Purpose: Determination of the hypothetical connection between deficiency of the serum testosterone (T) and the risk of WC development after surgery for US.
Materials and methods. The study included 40 males aged from 19 to 63 presented with US and selected for open surgical reconstruction plasty. In 30 (75%) cases, the US were due to injuries, and in 10 (25%) cases to inflammation. Ten patients had been earlier subjected to ≥ 2 operations for US, while the rest underwent primary urethral surgery. Resection of the urethra with end-to-end anastomosis was performed on 26 (65%) patients, and replacement urethroplasty on 14 (35%). In addition to the standard examinations, the serum T level was measured in all patients at 2-3 days before the operation, and at 1, 3, 7 and 14 days postoperatively.
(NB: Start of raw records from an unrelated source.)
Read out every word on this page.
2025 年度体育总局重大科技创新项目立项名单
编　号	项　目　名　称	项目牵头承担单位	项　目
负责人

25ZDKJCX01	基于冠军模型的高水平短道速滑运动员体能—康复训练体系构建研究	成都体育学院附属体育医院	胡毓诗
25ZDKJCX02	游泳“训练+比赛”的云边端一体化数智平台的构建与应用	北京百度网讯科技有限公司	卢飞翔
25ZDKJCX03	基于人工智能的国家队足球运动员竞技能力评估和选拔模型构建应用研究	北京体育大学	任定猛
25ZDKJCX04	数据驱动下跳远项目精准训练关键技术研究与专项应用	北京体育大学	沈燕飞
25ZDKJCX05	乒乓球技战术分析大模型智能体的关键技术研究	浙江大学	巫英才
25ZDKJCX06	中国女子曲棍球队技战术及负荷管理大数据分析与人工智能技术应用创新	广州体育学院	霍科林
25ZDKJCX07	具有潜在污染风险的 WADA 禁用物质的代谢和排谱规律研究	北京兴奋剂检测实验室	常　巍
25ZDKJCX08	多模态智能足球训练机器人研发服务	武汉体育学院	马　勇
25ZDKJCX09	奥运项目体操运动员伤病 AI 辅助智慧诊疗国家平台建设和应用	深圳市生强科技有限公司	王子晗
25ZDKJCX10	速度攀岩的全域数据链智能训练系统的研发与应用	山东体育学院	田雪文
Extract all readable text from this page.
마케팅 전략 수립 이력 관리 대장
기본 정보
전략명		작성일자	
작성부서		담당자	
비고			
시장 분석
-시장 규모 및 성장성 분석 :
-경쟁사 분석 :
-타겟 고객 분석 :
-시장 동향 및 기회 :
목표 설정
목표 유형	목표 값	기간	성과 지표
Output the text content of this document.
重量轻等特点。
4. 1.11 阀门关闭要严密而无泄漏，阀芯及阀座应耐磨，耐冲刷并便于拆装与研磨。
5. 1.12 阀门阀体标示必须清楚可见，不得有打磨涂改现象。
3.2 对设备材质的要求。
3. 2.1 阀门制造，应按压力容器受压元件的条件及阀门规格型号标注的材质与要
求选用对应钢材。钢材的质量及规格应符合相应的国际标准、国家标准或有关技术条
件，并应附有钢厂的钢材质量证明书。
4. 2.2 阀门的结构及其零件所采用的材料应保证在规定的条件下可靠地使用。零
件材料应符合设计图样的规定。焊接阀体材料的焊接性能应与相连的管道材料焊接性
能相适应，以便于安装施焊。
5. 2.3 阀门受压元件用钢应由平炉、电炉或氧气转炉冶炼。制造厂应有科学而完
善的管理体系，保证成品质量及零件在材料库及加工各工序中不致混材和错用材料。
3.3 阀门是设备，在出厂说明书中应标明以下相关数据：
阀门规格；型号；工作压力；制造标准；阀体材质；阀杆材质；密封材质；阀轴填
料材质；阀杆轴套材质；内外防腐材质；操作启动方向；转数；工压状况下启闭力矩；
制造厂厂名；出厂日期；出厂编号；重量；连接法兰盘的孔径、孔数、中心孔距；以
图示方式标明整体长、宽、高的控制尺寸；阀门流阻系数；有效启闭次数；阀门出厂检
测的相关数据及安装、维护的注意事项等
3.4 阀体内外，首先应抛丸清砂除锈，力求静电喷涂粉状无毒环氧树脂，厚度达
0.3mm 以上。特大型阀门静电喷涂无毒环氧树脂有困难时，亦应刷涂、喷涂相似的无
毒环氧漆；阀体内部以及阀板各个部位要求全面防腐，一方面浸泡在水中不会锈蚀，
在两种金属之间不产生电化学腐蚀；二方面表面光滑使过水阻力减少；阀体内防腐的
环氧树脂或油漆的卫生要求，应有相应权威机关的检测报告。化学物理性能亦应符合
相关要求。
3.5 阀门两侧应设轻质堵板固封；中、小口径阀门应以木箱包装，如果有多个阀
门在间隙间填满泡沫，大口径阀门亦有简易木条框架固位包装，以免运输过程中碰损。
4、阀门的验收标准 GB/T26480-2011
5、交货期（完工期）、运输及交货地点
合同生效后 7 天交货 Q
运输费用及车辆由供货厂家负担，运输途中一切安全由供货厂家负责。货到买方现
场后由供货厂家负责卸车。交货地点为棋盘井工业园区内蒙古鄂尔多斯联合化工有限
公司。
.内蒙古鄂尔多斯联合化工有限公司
Results. Initial testosterone deficiency was found in three patients (n=12). WC developed in 37.5% of cases. They were observed in every second male with Т ≤ 12.0 nmole/l and in every third male with Т ≥12.1 nmole/l. The number of WC was twice greater in hypogonadal males (21) in comparison with normogonadal cases (10). The risks of WC in hypogonadal males in comparison with the normogonadal patients were consistently 4 times higher at an age of > 40, 4.9 times higher in case of traumatic strictures, 3.7 times higher in case of primary surgery for US, and 4.7 times higher in case of urethral resection. Recurrent US during the 12-month follow-up period were found in 3 patients (7.5%), two of whom had been initially hypogonadal, and one eugonadal.
Conclusion. Deficiency of Т is not a rare comorbidity in patients with US subjected to open surgical reconstruction plasty. Hypogonadism consistently raises the risks of WC in males over 40 years old with traumatic strictures after primary operations of the resection type.